The International Monetary Fund has projected a 25% decline this year in Venezuela’s GDP, while hyperinflation has consumed its currency, the bolivar.

Venezuelans wait hours to put gas in their cars

Venezuelans have seen hour-long queues for gasoline in the recent months

A five-year struggle for the legislature

Sunday’s vote brought a power struggle between the opposition and Venezuela’s ruling PSUV to an end. The AN was the last source of power for the opposition, in a country where all institutions are controlled or influenced by Maduro.

The opposition gained control over the AN in 2015, when it won by a landslide.

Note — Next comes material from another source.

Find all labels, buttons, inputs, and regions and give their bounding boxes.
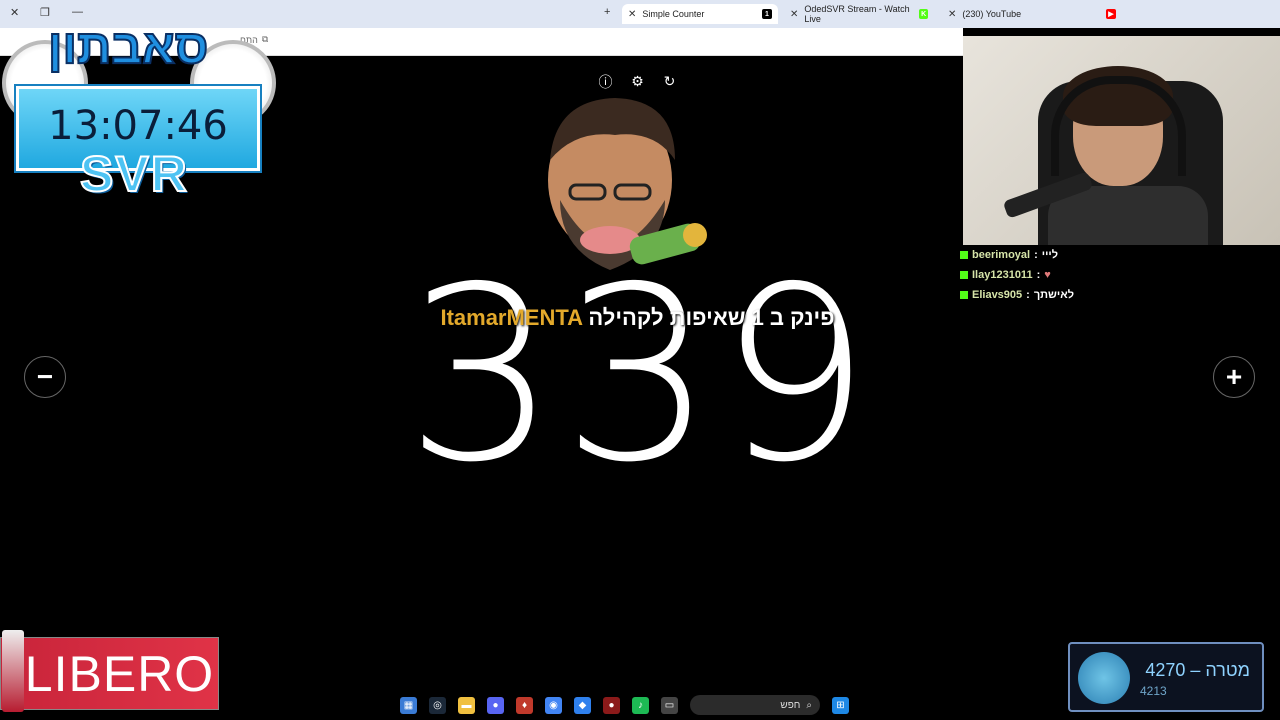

But the triumph was short-lived, as pro-government courts stripped the legislature of power and allowed for the creation of a parallel and all-powerful legislative body known as the National Constituent Assembly (ANC).

An election that was seen as compromised filled the ANC with PSUV and Maduro loyalists. This set the stage for the ongoing power struggle between Guaido and Maduro, after Guaido declared himself acting president of Venezuela in 2019, a decision he based on constitutional powers granted to him as chief of the AN.

Opposition in crisis

Despite having obtained the backing of the United States and more than 50 other nations around the world, Guaido’s interim presidency and parallel government have not been successful at dislodging Maduro from power or persuading the army to switch sides.

After several high-profile pushes for mass mobilization and a failed coup attempt, cracks began to show and Guaido’s government found itself entrenched in a corruption scandal.

Opposition leader Juan Guaido

Opposition leader Juan Guaido is expected to lose his parliamentary leadership in Sunday’s election

Ultimately, the Maduro-controlled Supreme Court suspended the leadership of three of Venezuela’s opposition parties and appointed new leaders, who were accused of conspiring to support Maduro.

The opposition further fractured over Sunday’s election, as a small faction has pledged to participate in the vote.

Guaido has planned a week-long plebiscite, starting Monday, to rebuke the new congress and seeking public support to prolong the mandate of the current AN under his leadership until “free, verifiable and transparent” elections can be held.